Warburton attended Giggleswick School in North Yorkshire, England; and the London Hospital Medical College. After graduation, Warburton studied medicine under his father for the next 7 years.

== Career ==
Warburton left England in 1844, and arrived in New York City in July 1845. Starting in the autumn of 1845, he left dock in New London, Connecticut and worked as a surgeon aboard the Corea whaling ship under Captain Benjamin Hempstead, which took him to New Zealand and the Sandwich Islands (now Hawaii, United States). The Corea whaling ship docked in 1847 in San Francisco, which was then part of the Department of the Californias, Republic of Mexico (now California, United States). He briefly tried gold mining at the start of the California gold rush.

In 1848, he moved and was the first physician in Santa Clara, California, a town founded near the Spanish Mission Santa Clara de Asís. There he established his medical office, and the first pharmacy in c. 1860. His former medical office was built in 1870, and was on the corner of Main Street and Benton Street in Santa Clara, California.
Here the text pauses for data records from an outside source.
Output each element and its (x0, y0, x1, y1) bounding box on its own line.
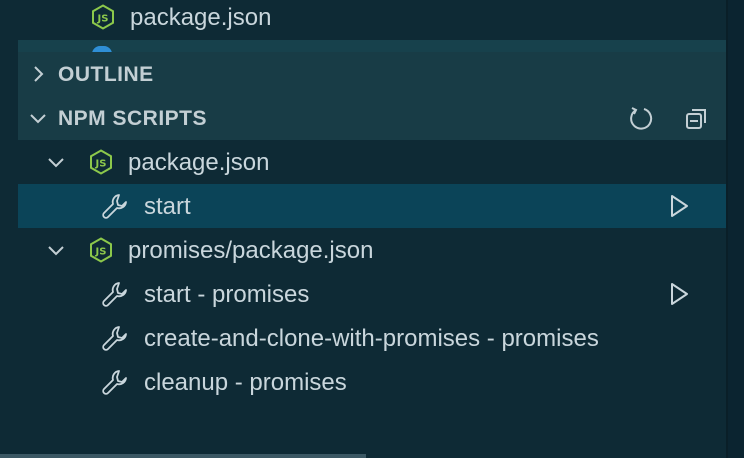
horizontal-scrollbar[interactable] (0, 454, 366, 458)
play-icon[interactable] (666, 281, 692, 307)
npm-scripts-title: NPM SCRIPTS (58, 107, 208, 130)
wrench-icon (100, 279, 130, 309)
chevron-down-icon (44, 238, 68, 262)
svg-text:JS: JS (95, 247, 107, 258)
outline-title: OUTLINE (58, 63, 154, 86)
script-row-start[interactable]: start (18, 184, 726, 228)
script-label: cleanup - promises (144, 369, 347, 396)
outline-section-header[interactable]: OUTLINE (18, 52, 726, 96)
nodejs-hexagon-icon: JS (88, 149, 114, 175)
nodejs-hexagon-icon: JS (88, 237, 114, 263)
script-group-row[interactable]: JS promises/package.json (18, 228, 726, 272)
chevron-right-icon (26, 62, 50, 86)
script-row-start-promises[interactable]: start - promises (18, 272, 726, 316)
hover-strip (18, 40, 726, 52)
editor-edge (726, 0, 744, 458)
svg-text:JS: JS (95, 159, 107, 170)
script-label: create-and-clone-with-promises - promise… (144, 325, 599, 352)
npm-scripts-section-header[interactable]: NPM SCRIPTS (18, 96, 726, 140)
wrench-icon (100, 191, 130, 221)
chevron-down-icon (26, 106, 50, 130)
script-label: start (144, 193, 191, 220)
script-group-row[interactable]: JS package.json (18, 140, 726, 184)
refresh-icon[interactable] (628, 105, 654, 131)
group-label: package.json (128, 149, 270, 176)
explorer-file-row[interactable]: JS package.json (18, 0, 726, 40)
wrench-icon (100, 323, 130, 353)
play-icon[interactable] (666, 193, 692, 219)
npm-scripts-panel: JS package.json OUTLINE NPM SCRIPTS JS p… (0, 0, 744, 458)
collapse-all-icon[interactable] (684, 105, 710, 131)
script-row-create-and-clone[interactable]: create-and-clone-with-promises - promise… (18, 316, 726, 360)
script-label: start - promises (144, 281, 310, 308)
nodejs-hexagon-icon: JS (90, 4, 116, 30)
svg-text:JS: JS (97, 14, 109, 25)
group-label: promises/package.json (128, 237, 374, 264)
chevron-down-icon (44, 150, 68, 174)
script-row-cleanup[interactable]: cleanup - promises (18, 360, 726, 404)
file-label: package.json (130, 4, 272, 31)
wrench-icon (100, 367, 130, 397)
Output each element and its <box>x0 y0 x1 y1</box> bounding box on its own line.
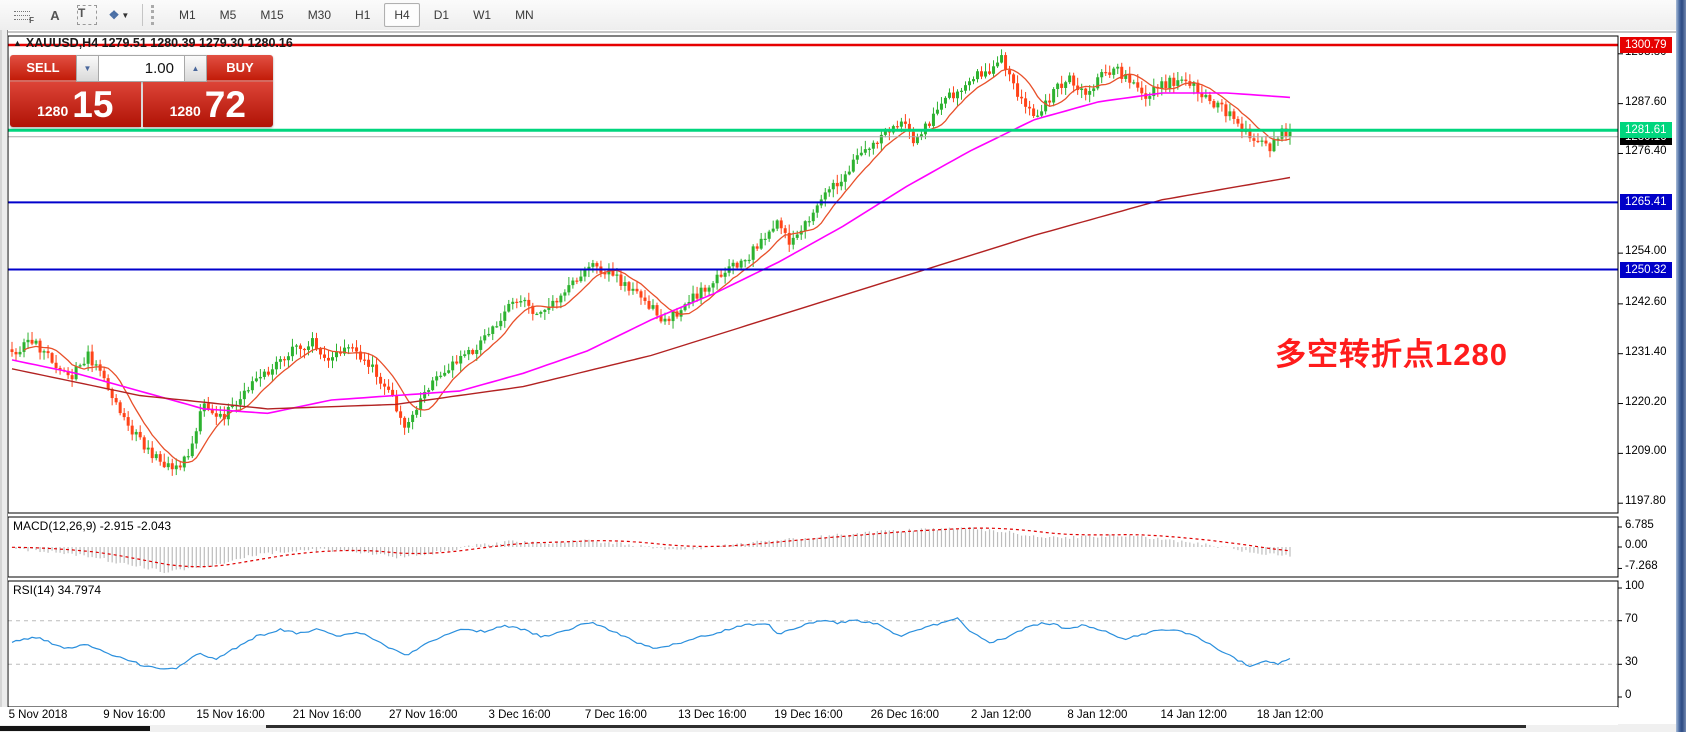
time-axis-label: 19 Dec 16:00 <box>763 709 853 721</box>
window-edge-right <box>1676 0 1686 732</box>
axis-tick-label: 0.00 <box>1625 539 1647 551</box>
axis-tick-label: 0 <box>1625 689 1631 701</box>
timeframe-button-M1[interactable]: M1 <box>169 3 206 27</box>
axis-tick-label: 1231.40 <box>1625 346 1667 358</box>
chart-title-text: XAUUSD,H4 1279.51 1280.39 1279.30 1280.1… <box>26 36 293 50</box>
window-edge-left <box>0 30 8 732</box>
volume-input[interactable] <box>99 55 184 82</box>
buy-button[interactable]: BUY <box>207 55 273 82</box>
taskbar-segment <box>266 725 1526 728</box>
grid-glyph: F <box>14 8 32 22</box>
time-axis-label: 18 Jan 12:00 <box>1245 709 1335 721</box>
sell-price[interactable]: 1280 15 <box>10 82 141 127</box>
timeframe-button-W1[interactable]: W1 <box>463 3 501 27</box>
window-edge-bottom <box>0 724 1686 732</box>
price-line-badge: 1250.32 <box>1620 262 1672 278</box>
price-axis[interactable]: 1298.801287.601276.401254.001242.601231.… <box>1618 30 1676 724</box>
axis-tick-label: 1287.60 <box>1625 96 1667 108</box>
arrows-style-icon[interactable]: ❖ ▼ <box>106 3 132 27</box>
indicators-grid-icon[interactable]: F <box>10 3 36 27</box>
buy-price[interactable]: 1280 72 <box>143 82 274 127</box>
chevron-down-icon: ▼ <box>121 11 129 20</box>
time-axis-label: 13 Dec 16:00 <box>667 709 757 721</box>
axis-tick-label: 70 <box>1625 613 1638 625</box>
time-axis-label: 5 Nov 2018 <box>0 709 83 721</box>
timeframe-button-D1[interactable]: D1 <box>424 3 459 27</box>
timeframe-button-H1[interactable]: H1 <box>345 3 380 27</box>
axis-tick-label: 1242.60 <box>1625 296 1667 308</box>
timeframe-button-H4[interactable]: H4 <box>384 3 419 27</box>
text-box-icon[interactable]: T <box>74 3 100 27</box>
axis-tick-label: 1220.20 <box>1625 396 1667 408</box>
time-axis-label: 14 Jan 12:00 <box>1149 709 1239 721</box>
time-axis-label: 7 Dec 16:00 <box>571 709 661 721</box>
time-axis-label: 27 Nov 16:00 <box>378 709 468 721</box>
timeframe-button-M5[interactable]: M5 <box>210 3 247 27</box>
toolbar: F A T ❖ ▼ M1M5M15M30H1H4D1W1MN <box>0 0 1686 30</box>
timeframe-button-M30[interactable]: M30 <box>298 3 341 27</box>
axis-tick-label: 1209.00 <box>1625 445 1667 457</box>
price-line-badge: 1281.61 <box>1620 122 1672 138</box>
axis-tick-label: 1276.40 <box>1625 145 1667 157</box>
axis-tick-label: -7.268 <box>1625 560 1658 572</box>
price-line-badge: 1300.79 <box>1620 37 1672 53</box>
axis-tick-label: 1254.00 <box>1625 245 1667 257</box>
chart-annotation: 多空转折点1280 <box>1275 329 1508 374</box>
time-axis[interactable]: 5 Nov 2018 9 Nov 16:00 15 Nov 16:00 21 Nov … <box>0 707 1618 725</box>
axis-tick-label: 30 <box>1625 656 1638 668</box>
timeframe-group: M1M5M15M30H1H4D1W1MN <box>167 0 546 30</box>
buy-big-figure: 1280 <box>170 103 201 119</box>
time-axis-label: 15 Nov 16:00 <box>186 709 276 721</box>
axis-tick-label: 100 <box>1625 580 1644 592</box>
time-axis-label: 2 Jan 12:00 <box>956 709 1046 721</box>
text-label-icon[interactable]: A <box>42 3 68 27</box>
price-line-badge: 1265.41 <box>1620 194 1672 210</box>
toolbar-separator <box>142 4 143 26</box>
time-axis-label: 3 Dec 16:00 <box>475 709 565 721</box>
timeframe-button-M15[interactable]: M15 <box>250 3 293 27</box>
time-axis-label: 8 Jan 12:00 <box>1052 709 1142 721</box>
sell-big-figure: 1280 <box>37 103 68 119</box>
buy-pips: 72 <box>205 85 246 125</box>
sell-pips: 15 <box>72 85 113 125</box>
axis-tick-label: 1197.80 <box>1625 495 1666 507</box>
taskbar-segment <box>0 726 150 731</box>
time-axis-label: 9 Nov 16:00 <box>89 709 179 721</box>
axis-tick-label: 6.785 <box>1625 519 1654 531</box>
chart-title: ▲ XAUUSD,H4 1279.51 1280.39 1279.30 1280.… <box>13 36 293 50</box>
chart-window[interactable]: ▲ XAUUSD,H4 1279.51 1280.39 1279.30 1280.… <box>0 30 1686 732</box>
chart-canvas[interactable] <box>0 30 1686 732</box>
time-axis-label: 21 Nov 16:00 <box>282 709 372 721</box>
volume-increase-button[interactable]: ▲ <box>184 55 207 82</box>
macd-indicator-label: MACD(12,26,9) -2.915 -2.043 <box>13 519 171 533</box>
sell-button[interactable]: SELL <box>10 55 76 82</box>
mt4-window: F A T ❖ ▼ M1M5M15M30H1H4D1W1MN ▲ XAUUSD,H… <box>0 0 1686 732</box>
title-marker-icon: ▲ <box>13 38 22 48</box>
text-box-glyph: T <box>77 5 97 25</box>
arrows-glyph: ❖ <box>109 8 120 22</box>
rsi-indicator-label: RSI(14) 34.7974 <box>13 583 101 597</box>
timeframe-button-MN[interactable]: MN <box>505 3 544 27</box>
one-click-trading-panel: SELL ▼ ▲ BUY 1280 15 1280 72 <box>10 55 273 127</box>
toolbar-grip[interactable] <box>151 5 159 25</box>
volume-decrease-button[interactable]: ▼ <box>76 55 99 82</box>
time-axis-label: 26 Dec 16:00 <box>860 709 950 721</box>
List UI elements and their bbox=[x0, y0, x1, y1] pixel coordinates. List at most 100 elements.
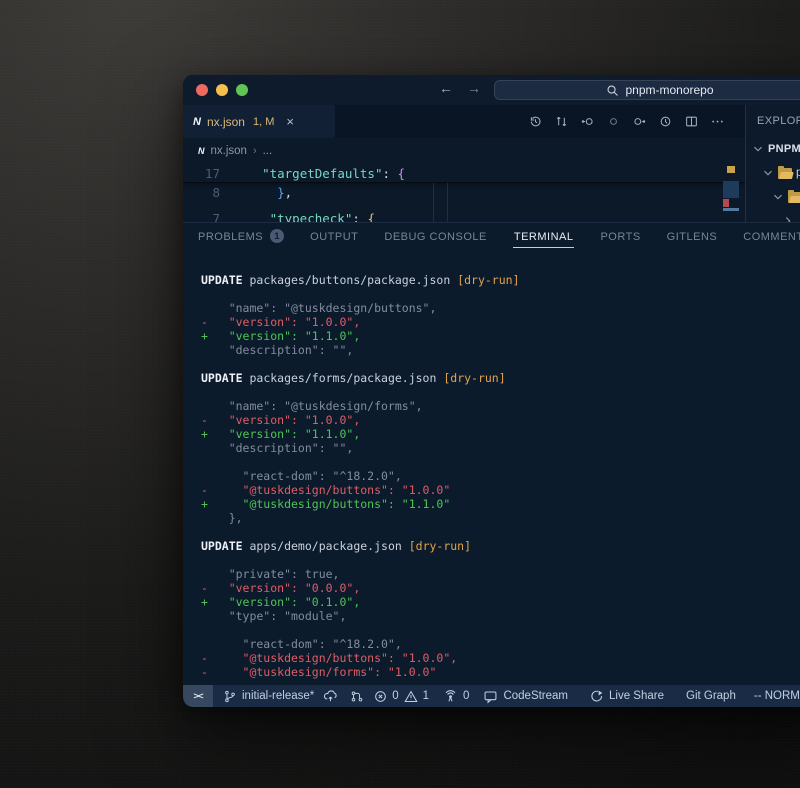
git-graph-status-item[interactable]: Git Graph bbox=[686, 690, 736, 702]
terminal-text-segment: + "version": "0.1.0", bbox=[201, 595, 360, 609]
terminal-text-segment: apps/demo/package.json bbox=[243, 539, 409, 553]
git-branch-item[interactable]: initial-release* bbox=[223, 689, 338, 704]
terminal-line: }, bbox=[201, 511, 800, 525]
remote-indicator[interactable]: >< bbox=[183, 685, 213, 707]
terminal-line: - "version": "0.0.0", bbox=[201, 581, 800, 595]
editor-line: 17 "targetDefaults": { bbox=[183, 164, 745, 183]
minimap-viewport[interactable] bbox=[723, 181, 739, 198]
compare-changes-icon[interactable] bbox=[554, 114, 569, 129]
more-actions-icon[interactable] bbox=[710, 114, 725, 129]
minimap-content-line bbox=[723, 208, 739, 211]
panel-tab-comments[interactable]: COMMENTS bbox=[743, 223, 800, 249]
broadcast-icon bbox=[443, 689, 458, 703]
ports-status-item[interactable]: 0 bbox=[443, 689, 469, 703]
terminal-text-segment: - "@tuskdesign/forms": "1.0.0" bbox=[201, 665, 436, 679]
folder-icon bbox=[778, 168, 792, 179]
navigate-forward-button[interactable]: → bbox=[467, 80, 481, 96]
panel-tab-label: PORTS bbox=[600, 229, 640, 243]
problems-status-item[interactable]: 0 1 bbox=[374, 690, 429, 703]
terminal-text-segment: + "version": "1.1.0", bbox=[201, 427, 360, 441]
terminal-text-segment: - "@tuskdesign/buttons": "1.0.0", bbox=[201, 651, 457, 665]
panel-tab-label: TERMINAL bbox=[513, 224, 575, 248]
timeline-icon[interactable] bbox=[658, 114, 673, 129]
terminal-text-segment: "description": "", bbox=[201, 441, 353, 455]
problems-count-badge: 1 bbox=[270, 229, 284, 243]
tree-item[interactable] bbox=[746, 185, 800, 209]
terminal-line: "react-dom": "^18.2.0", bbox=[201, 637, 800, 651]
line-number: 7 bbox=[183, 209, 220, 222]
maximize-window-button[interactable] bbox=[236, 84, 248, 96]
next-change-icon[interactable] bbox=[632, 114, 647, 129]
terminal-text-segment: - "version": "1.0.0", bbox=[201, 315, 360, 329]
history-navigation: ← → bbox=[439, 80, 481, 96]
breadcrumb: N nx.json › ... bbox=[183, 138, 745, 164]
breadcrumb-separator: › bbox=[253, 145, 257, 157]
live-share-icon bbox=[590, 689, 604, 703]
tree-item[interactable]: packages bbox=[746, 161, 800, 185]
code-text: "typecheck": { bbox=[247, 209, 375, 222]
terminal-line: "private": true, bbox=[201, 567, 800, 581]
title-bar: ← → pnpm-monorepo bbox=[183, 75, 800, 105]
terminal-line: UPDATE packages/forms/package.json [dry-… bbox=[201, 371, 800, 385]
code-token: { bbox=[398, 166, 406, 181]
split-editor-icon[interactable] bbox=[684, 114, 699, 129]
tab-close-icon[interactable]: × bbox=[286, 114, 294, 129]
panel-tab-gitlens[interactable]: GITLENS bbox=[667, 223, 718, 249]
terminal-text-segment: "type": "module", bbox=[201, 609, 346, 623]
panel-tab-output[interactable]: OUTPUT bbox=[310, 223, 358, 249]
codestream-status-item[interactable]: CodeStream bbox=[483, 689, 568, 704]
explorer-header: EXPLORER bbox=[757, 115, 800, 127]
code-editor[interactable]: 17 "targetDefaults": {8 },7 "typecheck":… bbox=[183, 164, 745, 222]
error-icon bbox=[374, 690, 387, 703]
code-token bbox=[247, 185, 277, 200]
tree-item-label: packages bbox=[796, 167, 800, 179]
line-number: 17 bbox=[183, 164, 220, 182]
local-history-icon[interactable] bbox=[528, 114, 543, 129]
command-center-search[interactable]: pnpm-monorepo bbox=[494, 80, 800, 100]
panel-tab-terminal[interactable]: TERMINAL bbox=[513, 223, 575, 249]
panel-tab-debug-console[interactable]: DEBUG CONSOLE bbox=[384, 223, 486, 249]
terminal-line: - "@tuskdesign/buttons": "1.0.0", bbox=[201, 651, 800, 665]
traffic-lights bbox=[196, 84, 248, 96]
previous-change-icon[interactable] bbox=[580, 114, 595, 129]
terminal-text-segment: "name": "@tuskdesign/buttons", bbox=[201, 301, 436, 315]
code-token: : bbox=[382, 166, 397, 181]
worktree-icon bbox=[350, 689, 364, 704]
git-branch-icon bbox=[223, 689, 237, 704]
vim-mode-text: -- NORMAL -- bbox=[754, 690, 800, 702]
minimize-window-button[interactable] bbox=[216, 84, 228, 96]
close-window-button[interactable] bbox=[196, 84, 208, 96]
error-count: 0 bbox=[392, 690, 398, 702]
tab-label: nx.json bbox=[207, 115, 245, 129]
gitlens-worktree-item[interactable] bbox=[350, 689, 364, 704]
sync-cloud-icon[interactable] bbox=[323, 689, 338, 703]
nx-file-icon: N bbox=[198, 146, 205, 156]
indent-guide bbox=[447, 183, 448, 222]
tree-item[interactable] bbox=[746, 209, 800, 222]
breadcrumb-symbol[interactable]: ... bbox=[263, 145, 273, 157]
chevron-down-icon[interactable] bbox=[772, 191, 784, 203]
terminal-line: UPDATE packages/buttons/package.json [dr… bbox=[201, 273, 800, 287]
current-change-icon[interactable] bbox=[606, 114, 621, 129]
terminal-text-segment: - "@tuskdesign/buttons": "1.0.0" bbox=[201, 483, 450, 497]
terminal-view[interactable]: UPDATE packages/buttons/package.json [dr… bbox=[183, 249, 800, 685]
code-text: "targetDefaults": { bbox=[247, 164, 405, 182]
vim-mode-indicator: -- NORMAL -- bbox=[754, 690, 800, 702]
tree-item[interactable]: PNPM-MONOREPO bbox=[746, 137, 800, 161]
chevron-down-icon[interactable] bbox=[752, 143, 764, 155]
terminal-line: UPDATE apps/demo/package.json [dry-run] bbox=[201, 539, 800, 553]
breadcrumb-file[interactable]: nx.json bbox=[211, 145, 247, 157]
terminal-line bbox=[201, 385, 800, 399]
chevron-right-icon[interactable] bbox=[782, 215, 794, 222]
terminal-line bbox=[201, 525, 800, 539]
terminal-line: + "version": "0.1.0", bbox=[201, 595, 800, 609]
navigate-back-button[interactable]: ← bbox=[439, 80, 453, 96]
panel-tab-label: OUTPUT bbox=[310, 229, 358, 243]
live-share-status-item[interactable]: Live Share bbox=[590, 689, 664, 703]
chevron-down-icon[interactable] bbox=[762, 167, 774, 179]
tab-nx-json[interactable]: N nx.json 1, M × bbox=[183, 105, 335, 138]
terminal-line bbox=[201, 455, 800, 469]
panel-tab-ports[interactable]: PORTS bbox=[600, 223, 640, 249]
panel-tab-problems[interactable]: PROBLEMS1 bbox=[198, 223, 284, 249]
terminal-line bbox=[201, 623, 800, 637]
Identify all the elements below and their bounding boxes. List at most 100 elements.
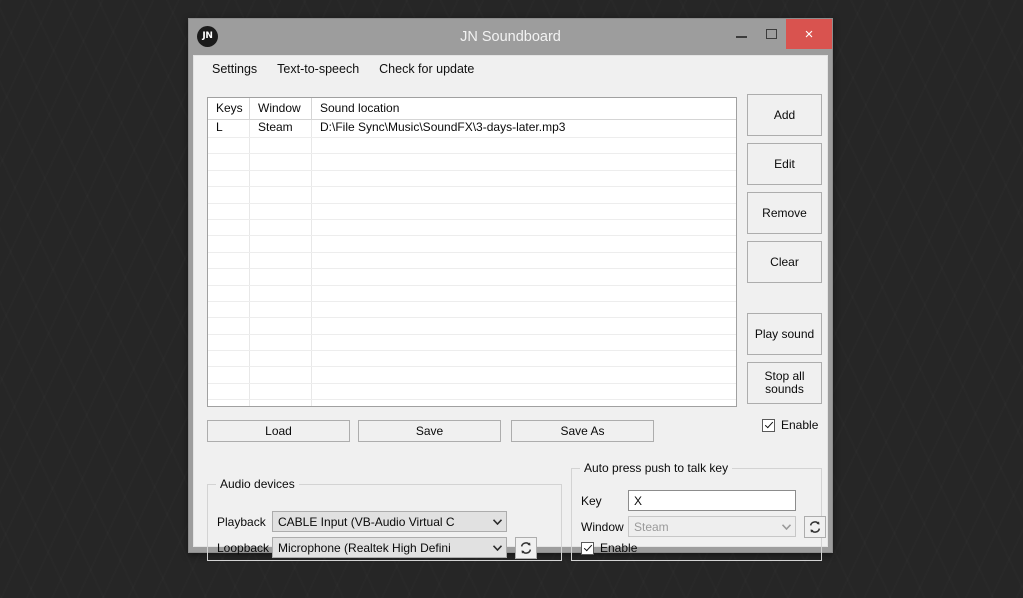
- play-sound-button[interactable]: Play sound: [747, 313, 822, 355]
- row-cell-empty: [312, 302, 736, 317]
- row-cell-empty: [208, 334, 250, 351]
- menu-item-text-to-speech[interactable]: Text-to-speech: [267, 59, 369, 79]
- sound-list-body: L Steam D:\File Sync\Music\SoundFX\3-days-…: [208, 120, 736, 406]
- table-row-empty[interactable]: [208, 285, 736, 302]
- row-cell-empty: [312, 286, 736, 301]
- row-cell-empty: [312, 367, 736, 382]
- title-bar[interactable]: JN JN Soundboard ×: [189, 19, 832, 55]
- column-header-sound-location[interactable]: Sound location: [312, 98, 736, 119]
- row-cell-empty: [208, 400, 250, 406]
- enable-checkbox-label: Enable: [781, 418, 819, 432]
- ptt-enable-checkbox[interactable]: Enable: [581, 541, 637, 555]
- ptt-enable-checkbox-box[interactable]: [581, 541, 594, 555]
- row-cell-empty: [208, 285, 250, 301]
- table-row-empty[interactable]: [208, 236, 736, 253]
- clear-button[interactable]: Clear: [747, 241, 822, 283]
- column-header-window[interactable]: Window: [250, 98, 312, 119]
- row-cell-empty: [208, 236, 250, 252]
- ptt-key-input[interactable]: X: [628, 490, 796, 511]
- row-cell-empty: [250, 383, 312, 400]
- row-cell-empty: [250, 269, 312, 285]
- row-cell-empty: [250, 203, 312, 219]
- row-cell-empty: [312, 335, 736, 350]
- table-row[interactable]: L Steam D:\File Sync\Music\SoundFX\3-days-…: [208, 120, 736, 138]
- save-as-button[interactable]: Save As: [511, 420, 654, 442]
- row-cell-empty: [312, 171, 736, 186]
- table-row-empty[interactable]: [208, 138, 736, 155]
- ptt-window-combo-value: Steam: [634, 519, 669, 534]
- row-cell-empty: [312, 154, 736, 169]
- table-row-empty[interactable]: [208, 334, 736, 352]
- chevron-down-icon: [778, 517, 795, 536]
- sound-list[interactable]: Keys Window Sound location L Steam D:\File…: [207, 97, 737, 407]
- menu-item-settings[interactable]: Settings: [202, 59, 267, 79]
- row-cell-empty: [312, 138, 736, 153]
- table-row-empty[interactable]: [208, 154, 736, 171]
- refresh-window-list-button[interactable]: [804, 516, 826, 538]
- refresh-audio-devices-button[interactable]: [515, 537, 537, 559]
- push-to-talk-title: Auto press push to talk key: [580, 461, 733, 475]
- row-cell-empty: [312, 318, 736, 333]
- table-row-empty[interactable]: [208, 219, 736, 237]
- table-row-empty[interactable]: [208, 400, 736, 406]
- audio-devices-title: Audio devices: [216, 477, 299, 491]
- refresh-icon: [520, 542, 532, 554]
- table-row-empty[interactable]: [208, 301, 736, 319]
- menu-item-check-for-update[interactable]: Check for update: [369, 59, 484, 79]
- row-cell-empty: [250, 138, 312, 154]
- row-cell-empty: [312, 236, 736, 251]
- table-row-empty[interactable]: [208, 351, 736, 368]
- table-row-empty[interactable]: [208, 318, 736, 335]
- row-cell-empty: [312, 400, 736, 406]
- playback-combo[interactable]: CABLE Input (VB-Audio Virtual C: [272, 511, 507, 532]
- remove-button[interactable]: Remove: [747, 192, 822, 234]
- row-cell-empty: [312, 187, 736, 202]
- row-cell-empty: [208, 219, 250, 236]
- save-button[interactable]: Save: [358, 420, 501, 442]
- row-cell-empty: [312, 351, 736, 366]
- row-cell-empty: [250, 367, 312, 383]
- row-cell-empty: [312, 204, 736, 219]
- row-cell-empty: [250, 170, 312, 187]
- load-button[interactable]: Load: [207, 420, 350, 442]
- loopback-combo[interactable]: Microphone (Realtek High Defini: [272, 537, 507, 558]
- maximize-icon: [765, 29, 777, 39]
- enable-checkbox[interactable]: Enable: [762, 418, 818, 432]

In 1855, Warburton married Catharine Pennell Long from Ohio, and together they had 7 children. Warburton was one of the original members in 1856 of the Odd Fellows Santa Clara Lodge (no. 52; now the Odd Fellows of San Jose “True Fellowship”). The Warburton family were members of the Methodist Episcopal Church.

== Death and legacy ==
He died on February 9, 1903, in Santa Clara, and was buried at Mission City Memorial Park in Santa Clara. When he died, he had been the longest practicing physician in California and on the Pacific coast, and he had been practicing 56 years.

The Warburton pharmacy building was destroyed in a fire in 1906.

In 1966, his medical office was the first building to be relocated to History Park in San Jose. The former site of Warburton’s medical office has a historical marker erected by the San Jose Historical Museum Association (and now houses the Park Central Apartment Complex).